Tell Me How It Ends meets Monday, July 24th at 6:30 pm.

Next is our In Brief book club, exploring collections of short stories from writers new and established. For July, we are reading A Manual for Cleaning Women: Selected Stories by Lucia Berlin.

A Manual for Cleaning Women compiles the best work of the legendary short-story writer Lucia Berlin. With the wit of Lorrie Moore, the grit of Raymond Carver, and a blend of humor and melancholy all her own, Berlin crafts miracles from the everyday, uncovering moments of grace in the cafeterias and Laundromats of the American Southwest, in the homes of the Bay Area upper class, among switchboard operators and struggling mothers, hitchhikers and bad Christians. Lovers of the short story will revel in this remarkable collection from a master of the form and wonder how they’d ever overlooked her in the first place.

In Brief will meet Tuesday, July 25th at 6:30 pm.

Our last book club meeting of the month, Weird & Wonderful returns to discuss China Mountain Zhang by Maureen F. McHugh.

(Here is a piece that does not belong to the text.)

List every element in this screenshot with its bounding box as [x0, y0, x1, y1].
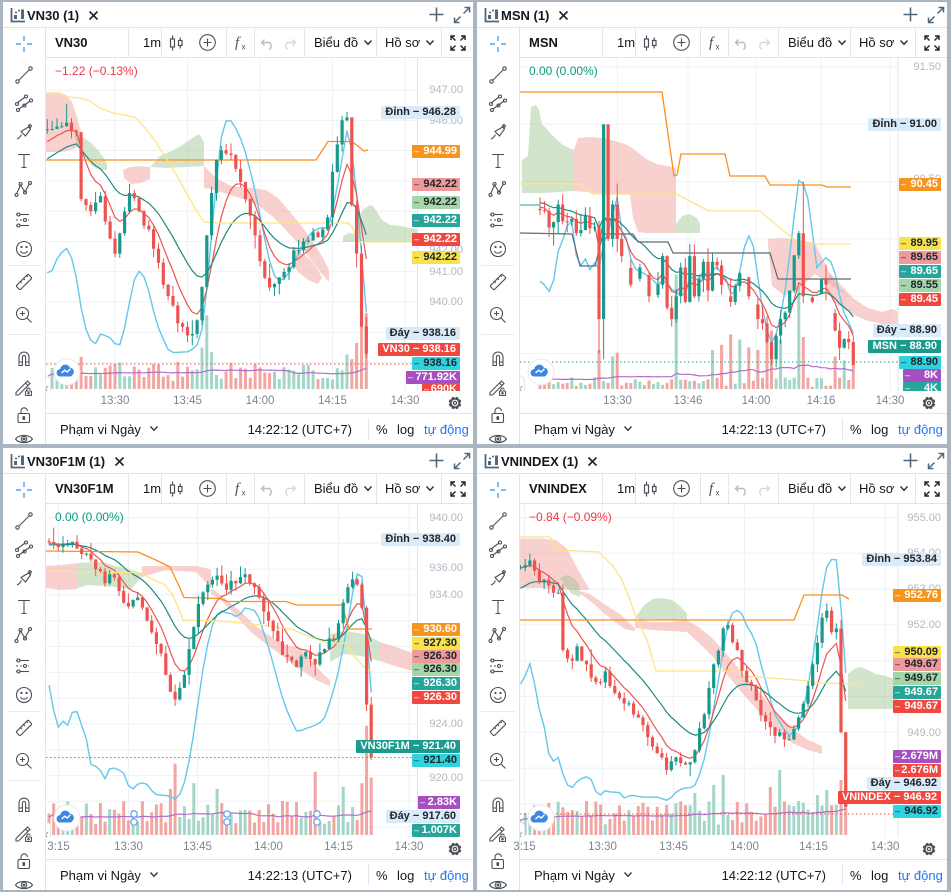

Winner of the James Tiptree, Jr. Memorial Award, the Lambda Literary Award, the Locus Award for Best First Novel, and a Hugo and Nebula Award nominee. With this groundbreaking novel, Maureen F. McHugh established herself as one of the decade's best science fiction writers. In its pages, we enter a postrevolution America, moving from the hyperurbanized eastern seaboard to the Arctic bleakness of Baffin Island; from the new Imperial City to an agricultural commune on Mars. The overlapping lives of cyberkite fliers, lonely colonists, illicit neural-pressball players, and organic engineers blend into a powerful, taut story of a young man's journey of discovery. This is a macroscopic world of microscopic intensity, one of the most brilliant visions of modern SF.

Weird & Wonderful meets Wednesday, July 26th at 6:30 pm.